Brice et Line enfilèrent leurs maillots. Le sable était humide et froid. Brice ne comprendrait pas qu'elle se mette à courir. Ils n'avaient pas vu la mer depuis deux ans. Elle pouvait bien patienter quelques secondes encore. Line renonça à la course. Les pieds enfin dans l'eau, elle déroula son scénario. Mais très vite, déconfite, Line comprit qu'il manquait à sa scène quelques indispensables bases: un fond sonore, un coucher de soleil, un contre-jour, et un ralenti soigné pour que les gouttes puissent escorter leurs rires et leurs bousculades.

Quelques jeux de main plus tard, Brice et Line sortirent de l'eau et restèrent sur la plage jusqu'au soir. La journée avait été agréable.

Ils décidèrent d'inviter les propriétaires du lieu à dîner. Brice et Line voulaient se sentir couple. Tous deux face à ces inconnus, ils seraient Un, liés par l'effort à fournir pour qu'un repas soit gai. Par chance, leurs invités seraient laids, bêtes ou malodorants. Ainsi pourraient-ils éprouver, par ce doux sentiment de puissance que l'on peut ressentir face à d'autres, la force de leur lien? Mais les convives étaient charmants et leur union hurla sur Brice et Line.

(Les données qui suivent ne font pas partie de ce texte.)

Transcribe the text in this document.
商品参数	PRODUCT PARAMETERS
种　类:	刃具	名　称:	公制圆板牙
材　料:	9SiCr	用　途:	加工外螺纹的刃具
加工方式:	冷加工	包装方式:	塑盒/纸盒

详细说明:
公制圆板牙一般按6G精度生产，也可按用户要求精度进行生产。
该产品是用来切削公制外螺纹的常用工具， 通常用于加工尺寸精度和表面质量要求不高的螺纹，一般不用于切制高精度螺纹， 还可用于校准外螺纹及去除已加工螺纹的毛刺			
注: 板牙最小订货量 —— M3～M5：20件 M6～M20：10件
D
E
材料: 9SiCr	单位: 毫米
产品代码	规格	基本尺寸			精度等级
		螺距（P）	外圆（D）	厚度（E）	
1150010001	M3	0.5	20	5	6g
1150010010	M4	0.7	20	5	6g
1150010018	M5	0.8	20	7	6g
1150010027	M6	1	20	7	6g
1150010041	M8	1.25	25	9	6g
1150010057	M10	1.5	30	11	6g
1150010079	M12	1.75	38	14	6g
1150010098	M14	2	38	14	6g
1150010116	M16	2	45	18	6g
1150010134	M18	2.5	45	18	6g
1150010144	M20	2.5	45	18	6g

L'heure de gagner la chambre pointa son nez bourru. Brice et Line savaient qu'ils n'avaient pas envie de faire l'amour. Tous deux avaient longuement pensé à ce moment où se joueraient leurs retrouvailles. Ils avaient espéré que la magie du bord de mer agirait à leur place et leur permette, pour une nuit au moins, de rentabiliser la poésie du lieu. Mais ils savaient les récitants bien trop en-dessous des vers qu'ils auraient dû chanter.

Ils rentrèrent à Paris, heureux de retrouver le cadre blême qui s'accordait si bien au couple qu'ils formaient. L'harmonie était retrouvée.